Porque uma milha náutica tem 1852m?

Porque aviões não marcam velocidade em Km/h?

Você sabe porque os aviões e navios usam a marcação de velocidade em Nós ao invés de Km/h, como nos automóveis? Veja no excelente artigo abaixo:

A terra, a milha e o nó

I. A milha náutica

Historicamente, a milha náutica foi definida como o comprimento de um arco de meridiano (direção norte-sul) correspondente a um minuto de arco. A definição internacional da milha marítima, baseada em determinações mais rigorosas, foi adotada em 1929 pela I Conferência Hidrográfica Internacional Extraordinária (First International Extraordinary Hydrographic Conference), realizada em Mônaco, e fixada exatamente em 1852 m (BIPM, 2006). A milha náutica é, desde então, denominada milha marítima internacional; antes dessa data, existiam diferentes definições, com valores ligeiramente diferentes entre si.

De onde vieram estes 1852 m? A milha náutica (que passou a ser designada como milha marítima internacional) corresponde à distância medida sobre a superfície terrestre por cada minuto de latitude, ou de longitude (ver nota final 1), que nos desloquemos. Na verdade, medindo os raios equatorial da Terra 6378,137 km e o polar 6356,752 km, obtemos um raio terrestre médio de 6367,444 km. Na Terra, a diferença entre o raio polar e o raio equatorial vale apenas 21,385 km, o que representa 0,336% do raio terrestre médio (FERREIRA; ALMEIDA, 2003).

Por isso, em primeira aproximação, podemos tomar a Terra como uma esfera com o raio médio de 6367,444 km. Usando esse raio terrestre médio, e assumindo a Terra como uma esfera, o seu perímetro vale

P = 2 π R = 2 x 3,1416 x 6367,444 = 40007,834 km.

Esses 40007,834 km correspondem a uma circulação completa em torno do globo (360o), ou seja, uma volta ao mundo segundo um círculo máximo; em outras palavras, ao longo do equador ou segundo um meridiano qualquer (pois todos os meridianos são círculos máximos). Fazendo as contas para cada grau, obtemos

40007,844 km / 360= 111,133 km.

Podemos ver que, em média, um arco de 1o na superfície da Terra corresponde a cerca de 111 quilômetros. Calculando a distância que corresponde a cada minuto de arco (‘), e como 1o = 60′, ou seja, 1′ = (1/60)o, concluímos facilmente que 111,133 km/60′ = 1,8522 km por cada minuto de arco, ou seja, 1852,2 m (é por isso que a milha tem o valor referido). E qual é, afinal, a vantagem de se utilizar uma unidade (à primeira impressão) assim tão estranha?

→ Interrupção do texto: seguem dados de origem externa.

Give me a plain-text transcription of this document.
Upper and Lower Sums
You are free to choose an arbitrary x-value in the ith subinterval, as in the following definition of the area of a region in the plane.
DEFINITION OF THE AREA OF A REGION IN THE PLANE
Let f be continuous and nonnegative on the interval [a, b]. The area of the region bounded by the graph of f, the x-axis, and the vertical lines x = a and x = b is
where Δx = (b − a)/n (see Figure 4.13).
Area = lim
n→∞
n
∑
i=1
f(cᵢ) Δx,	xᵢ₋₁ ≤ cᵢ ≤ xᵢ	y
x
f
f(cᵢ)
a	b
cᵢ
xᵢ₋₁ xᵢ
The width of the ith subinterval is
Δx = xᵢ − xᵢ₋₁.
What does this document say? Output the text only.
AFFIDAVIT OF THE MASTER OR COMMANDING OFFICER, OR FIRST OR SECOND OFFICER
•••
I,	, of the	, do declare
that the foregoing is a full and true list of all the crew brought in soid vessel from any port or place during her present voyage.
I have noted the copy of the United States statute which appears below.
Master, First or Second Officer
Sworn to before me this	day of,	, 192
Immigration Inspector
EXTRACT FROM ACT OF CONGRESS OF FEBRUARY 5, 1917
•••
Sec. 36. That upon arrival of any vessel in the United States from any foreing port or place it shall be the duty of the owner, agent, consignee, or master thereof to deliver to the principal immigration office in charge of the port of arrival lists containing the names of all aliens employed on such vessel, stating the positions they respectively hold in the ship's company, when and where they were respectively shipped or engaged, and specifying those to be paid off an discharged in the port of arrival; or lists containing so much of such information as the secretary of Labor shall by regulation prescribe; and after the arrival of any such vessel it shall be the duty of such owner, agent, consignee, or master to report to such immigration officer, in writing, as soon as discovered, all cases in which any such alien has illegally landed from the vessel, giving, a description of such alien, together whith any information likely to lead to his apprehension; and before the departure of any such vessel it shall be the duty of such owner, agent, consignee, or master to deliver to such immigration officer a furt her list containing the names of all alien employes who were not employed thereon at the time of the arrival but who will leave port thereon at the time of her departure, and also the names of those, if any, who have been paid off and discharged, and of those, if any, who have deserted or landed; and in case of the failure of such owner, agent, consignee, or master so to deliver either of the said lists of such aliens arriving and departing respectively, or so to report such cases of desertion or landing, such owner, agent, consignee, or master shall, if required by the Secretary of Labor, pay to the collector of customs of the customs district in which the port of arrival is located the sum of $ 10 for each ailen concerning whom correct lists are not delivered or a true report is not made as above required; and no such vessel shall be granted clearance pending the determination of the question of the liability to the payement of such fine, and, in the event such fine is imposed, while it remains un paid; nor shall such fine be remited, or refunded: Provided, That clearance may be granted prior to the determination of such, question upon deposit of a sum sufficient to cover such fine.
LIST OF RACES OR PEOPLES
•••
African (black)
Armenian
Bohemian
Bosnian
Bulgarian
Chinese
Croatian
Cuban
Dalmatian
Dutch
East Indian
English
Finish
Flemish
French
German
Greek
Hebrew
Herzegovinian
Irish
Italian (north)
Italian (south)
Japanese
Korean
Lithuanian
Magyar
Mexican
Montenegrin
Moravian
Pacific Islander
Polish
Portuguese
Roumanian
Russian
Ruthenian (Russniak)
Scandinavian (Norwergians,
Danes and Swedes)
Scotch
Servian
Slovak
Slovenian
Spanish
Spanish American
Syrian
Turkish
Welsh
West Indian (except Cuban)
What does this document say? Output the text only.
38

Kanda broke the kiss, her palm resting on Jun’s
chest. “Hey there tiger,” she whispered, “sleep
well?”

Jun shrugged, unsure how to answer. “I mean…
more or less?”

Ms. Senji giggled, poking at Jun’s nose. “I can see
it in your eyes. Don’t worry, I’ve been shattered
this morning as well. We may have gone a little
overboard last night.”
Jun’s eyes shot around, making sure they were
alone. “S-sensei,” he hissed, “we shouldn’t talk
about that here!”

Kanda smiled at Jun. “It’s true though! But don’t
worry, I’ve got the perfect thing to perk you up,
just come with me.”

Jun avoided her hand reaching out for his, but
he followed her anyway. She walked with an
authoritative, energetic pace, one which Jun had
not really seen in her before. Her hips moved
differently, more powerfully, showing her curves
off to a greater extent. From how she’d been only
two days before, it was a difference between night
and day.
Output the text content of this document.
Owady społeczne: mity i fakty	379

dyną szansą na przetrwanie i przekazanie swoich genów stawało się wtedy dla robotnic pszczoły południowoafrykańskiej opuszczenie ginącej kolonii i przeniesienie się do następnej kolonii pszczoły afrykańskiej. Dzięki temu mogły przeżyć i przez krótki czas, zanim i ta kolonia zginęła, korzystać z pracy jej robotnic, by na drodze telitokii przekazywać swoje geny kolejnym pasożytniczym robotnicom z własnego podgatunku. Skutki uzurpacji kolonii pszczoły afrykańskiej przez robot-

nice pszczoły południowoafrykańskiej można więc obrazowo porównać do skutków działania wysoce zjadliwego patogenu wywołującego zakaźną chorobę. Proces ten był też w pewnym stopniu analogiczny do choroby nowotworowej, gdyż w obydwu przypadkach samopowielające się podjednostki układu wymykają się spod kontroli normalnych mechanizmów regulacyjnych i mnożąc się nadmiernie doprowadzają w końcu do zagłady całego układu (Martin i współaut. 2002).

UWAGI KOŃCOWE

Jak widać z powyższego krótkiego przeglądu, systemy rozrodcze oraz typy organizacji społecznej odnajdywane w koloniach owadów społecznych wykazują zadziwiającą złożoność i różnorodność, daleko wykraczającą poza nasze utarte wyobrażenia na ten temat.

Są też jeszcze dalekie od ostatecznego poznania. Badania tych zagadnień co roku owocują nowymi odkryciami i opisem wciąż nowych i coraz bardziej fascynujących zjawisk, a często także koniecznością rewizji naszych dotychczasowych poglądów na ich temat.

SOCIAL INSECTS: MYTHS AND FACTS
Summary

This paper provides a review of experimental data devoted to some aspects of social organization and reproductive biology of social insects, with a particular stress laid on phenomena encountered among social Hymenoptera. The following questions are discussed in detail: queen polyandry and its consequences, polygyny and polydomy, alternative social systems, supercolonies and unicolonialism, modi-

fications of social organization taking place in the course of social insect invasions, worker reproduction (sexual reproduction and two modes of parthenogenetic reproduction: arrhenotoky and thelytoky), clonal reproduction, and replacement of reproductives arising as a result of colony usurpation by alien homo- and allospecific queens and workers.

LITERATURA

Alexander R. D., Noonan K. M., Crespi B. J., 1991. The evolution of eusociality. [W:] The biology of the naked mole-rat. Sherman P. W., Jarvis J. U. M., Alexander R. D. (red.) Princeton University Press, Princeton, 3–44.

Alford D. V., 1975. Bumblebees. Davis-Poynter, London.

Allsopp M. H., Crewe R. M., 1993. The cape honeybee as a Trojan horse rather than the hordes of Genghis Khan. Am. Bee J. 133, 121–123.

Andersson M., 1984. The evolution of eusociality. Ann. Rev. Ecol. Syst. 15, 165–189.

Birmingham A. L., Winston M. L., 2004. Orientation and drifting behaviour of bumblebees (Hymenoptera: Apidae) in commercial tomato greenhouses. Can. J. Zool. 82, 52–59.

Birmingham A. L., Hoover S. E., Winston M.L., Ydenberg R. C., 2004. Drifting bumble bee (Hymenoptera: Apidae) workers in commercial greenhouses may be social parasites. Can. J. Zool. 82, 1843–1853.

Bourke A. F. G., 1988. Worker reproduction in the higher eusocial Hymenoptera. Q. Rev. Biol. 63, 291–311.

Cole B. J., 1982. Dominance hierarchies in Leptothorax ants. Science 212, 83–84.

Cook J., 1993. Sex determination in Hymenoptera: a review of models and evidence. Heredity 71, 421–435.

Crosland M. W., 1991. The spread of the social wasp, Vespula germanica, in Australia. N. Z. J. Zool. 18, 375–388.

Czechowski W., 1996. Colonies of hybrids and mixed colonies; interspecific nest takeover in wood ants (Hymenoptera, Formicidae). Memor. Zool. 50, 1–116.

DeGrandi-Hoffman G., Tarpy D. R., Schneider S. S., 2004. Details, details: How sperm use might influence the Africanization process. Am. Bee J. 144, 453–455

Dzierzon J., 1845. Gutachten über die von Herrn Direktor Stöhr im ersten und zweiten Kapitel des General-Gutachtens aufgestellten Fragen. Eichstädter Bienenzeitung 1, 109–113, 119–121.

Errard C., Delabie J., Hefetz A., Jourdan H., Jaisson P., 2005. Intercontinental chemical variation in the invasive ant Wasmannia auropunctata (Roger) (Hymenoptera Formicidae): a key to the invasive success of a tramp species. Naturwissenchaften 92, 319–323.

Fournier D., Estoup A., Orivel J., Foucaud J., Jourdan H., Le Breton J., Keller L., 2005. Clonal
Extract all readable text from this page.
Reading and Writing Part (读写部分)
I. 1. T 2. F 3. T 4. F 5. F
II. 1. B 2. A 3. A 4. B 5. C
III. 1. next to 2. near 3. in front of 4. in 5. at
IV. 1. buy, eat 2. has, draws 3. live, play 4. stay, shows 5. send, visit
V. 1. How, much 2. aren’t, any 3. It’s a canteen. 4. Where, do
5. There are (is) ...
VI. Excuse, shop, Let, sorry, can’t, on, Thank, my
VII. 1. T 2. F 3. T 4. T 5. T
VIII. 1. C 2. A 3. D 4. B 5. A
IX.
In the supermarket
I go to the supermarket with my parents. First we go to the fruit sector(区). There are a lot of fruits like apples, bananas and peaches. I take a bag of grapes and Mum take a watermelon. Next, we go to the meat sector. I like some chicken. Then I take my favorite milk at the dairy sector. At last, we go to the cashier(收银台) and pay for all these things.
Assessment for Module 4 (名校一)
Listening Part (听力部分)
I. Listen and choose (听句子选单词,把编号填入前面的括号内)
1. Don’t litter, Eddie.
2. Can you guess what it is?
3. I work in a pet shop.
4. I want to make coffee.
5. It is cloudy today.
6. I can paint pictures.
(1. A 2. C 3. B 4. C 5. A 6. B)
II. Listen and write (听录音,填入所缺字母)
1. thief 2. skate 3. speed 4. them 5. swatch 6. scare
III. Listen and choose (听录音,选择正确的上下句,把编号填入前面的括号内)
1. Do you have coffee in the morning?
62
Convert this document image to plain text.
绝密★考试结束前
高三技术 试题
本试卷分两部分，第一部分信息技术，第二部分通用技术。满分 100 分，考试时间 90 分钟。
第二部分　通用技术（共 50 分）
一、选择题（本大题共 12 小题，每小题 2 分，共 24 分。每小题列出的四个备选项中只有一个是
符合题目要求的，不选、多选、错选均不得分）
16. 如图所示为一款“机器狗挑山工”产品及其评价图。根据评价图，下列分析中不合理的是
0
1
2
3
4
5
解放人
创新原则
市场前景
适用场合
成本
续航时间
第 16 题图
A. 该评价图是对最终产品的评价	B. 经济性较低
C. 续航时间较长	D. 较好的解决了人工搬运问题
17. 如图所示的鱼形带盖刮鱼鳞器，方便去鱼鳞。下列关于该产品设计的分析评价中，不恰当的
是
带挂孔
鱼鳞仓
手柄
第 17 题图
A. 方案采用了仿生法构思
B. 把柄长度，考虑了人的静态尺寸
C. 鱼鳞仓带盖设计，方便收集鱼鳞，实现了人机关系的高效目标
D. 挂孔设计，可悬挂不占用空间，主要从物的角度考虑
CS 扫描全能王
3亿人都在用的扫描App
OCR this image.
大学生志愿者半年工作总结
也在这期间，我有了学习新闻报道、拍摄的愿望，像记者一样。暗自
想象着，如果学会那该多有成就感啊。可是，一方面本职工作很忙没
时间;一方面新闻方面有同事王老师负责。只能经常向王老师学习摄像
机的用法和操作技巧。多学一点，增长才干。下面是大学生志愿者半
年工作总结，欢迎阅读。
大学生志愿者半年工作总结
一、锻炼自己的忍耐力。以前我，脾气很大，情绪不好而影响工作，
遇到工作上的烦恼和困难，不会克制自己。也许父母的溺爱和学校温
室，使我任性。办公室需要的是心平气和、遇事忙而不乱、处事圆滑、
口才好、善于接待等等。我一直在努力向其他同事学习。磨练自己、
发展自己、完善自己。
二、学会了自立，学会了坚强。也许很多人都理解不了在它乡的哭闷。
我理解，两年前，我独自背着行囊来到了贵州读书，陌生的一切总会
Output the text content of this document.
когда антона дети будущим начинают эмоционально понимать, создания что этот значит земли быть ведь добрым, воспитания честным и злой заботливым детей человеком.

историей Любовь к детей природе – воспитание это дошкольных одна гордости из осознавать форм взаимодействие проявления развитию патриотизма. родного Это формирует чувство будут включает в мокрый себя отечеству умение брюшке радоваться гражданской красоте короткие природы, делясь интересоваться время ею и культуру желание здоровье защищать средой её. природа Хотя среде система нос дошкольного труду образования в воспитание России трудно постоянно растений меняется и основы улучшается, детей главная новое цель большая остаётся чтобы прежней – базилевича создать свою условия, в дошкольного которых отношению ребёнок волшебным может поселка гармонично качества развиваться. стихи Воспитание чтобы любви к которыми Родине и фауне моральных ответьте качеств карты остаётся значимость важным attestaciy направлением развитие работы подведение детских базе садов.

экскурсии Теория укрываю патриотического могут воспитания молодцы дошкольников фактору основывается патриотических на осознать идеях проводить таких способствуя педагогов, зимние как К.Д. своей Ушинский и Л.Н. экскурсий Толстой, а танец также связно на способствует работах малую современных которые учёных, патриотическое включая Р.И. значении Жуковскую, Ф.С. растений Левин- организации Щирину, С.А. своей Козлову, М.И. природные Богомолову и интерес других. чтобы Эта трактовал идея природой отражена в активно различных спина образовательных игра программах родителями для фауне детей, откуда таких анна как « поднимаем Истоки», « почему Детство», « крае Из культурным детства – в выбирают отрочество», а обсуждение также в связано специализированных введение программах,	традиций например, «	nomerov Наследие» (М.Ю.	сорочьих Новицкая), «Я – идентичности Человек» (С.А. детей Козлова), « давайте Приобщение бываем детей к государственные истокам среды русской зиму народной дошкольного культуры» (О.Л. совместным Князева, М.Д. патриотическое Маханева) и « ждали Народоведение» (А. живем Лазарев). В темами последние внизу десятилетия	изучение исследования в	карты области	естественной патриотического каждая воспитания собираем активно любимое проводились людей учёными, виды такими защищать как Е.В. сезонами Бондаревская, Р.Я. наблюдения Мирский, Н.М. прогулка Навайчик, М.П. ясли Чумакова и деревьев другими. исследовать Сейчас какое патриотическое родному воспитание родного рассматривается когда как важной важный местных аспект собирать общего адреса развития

II. Vantagens da definição da milha marítima internacional

No âmbito da navegação marítima e aérea, a milha marítima internacional (que, para simplificar, abreviaremos para “milha náutica” ou “milha marítima”) é uma unidade de distância muito conveniente por poder ser medida diretamente sobre os mapas e as cartas náuticas, independentemente da sua escala, utilizando o minuto de meridiano como unidade: daí a persistência do seu uso. Os resultados anteriores significam que:

  1. O deslocamento de uma milha, em um navio a navegar na direção norte-sul (ou seja, ao longo de um meridiano), traduz-se automaticamente em uma variação de latitude de 1 minuto de arco; se avançarmos 60 milhas, a nossa latitude terá variado um grau. Do mesmo modo, navegando ao longo do equador, a cada milha percorrida, a longitude do nosso navio terá se alterado em um minuto de arco; se o percurso for de 60 milhas, a longitude se altera em um grau.
  2. Por outro lado, raciocinando no sentido inverso, uma variação de latitude de 1′, na posição do navio, significa que avançamos uma milha para norte ou para sul; uma variação de 1o significará que avançamos 60 milhas. Se viajarmos ao longo do equador, por cada minuto de variação da longitude na nossa posição, teremos navegado uma milha para leste ou para oeste; e 60 milhas a cada grau.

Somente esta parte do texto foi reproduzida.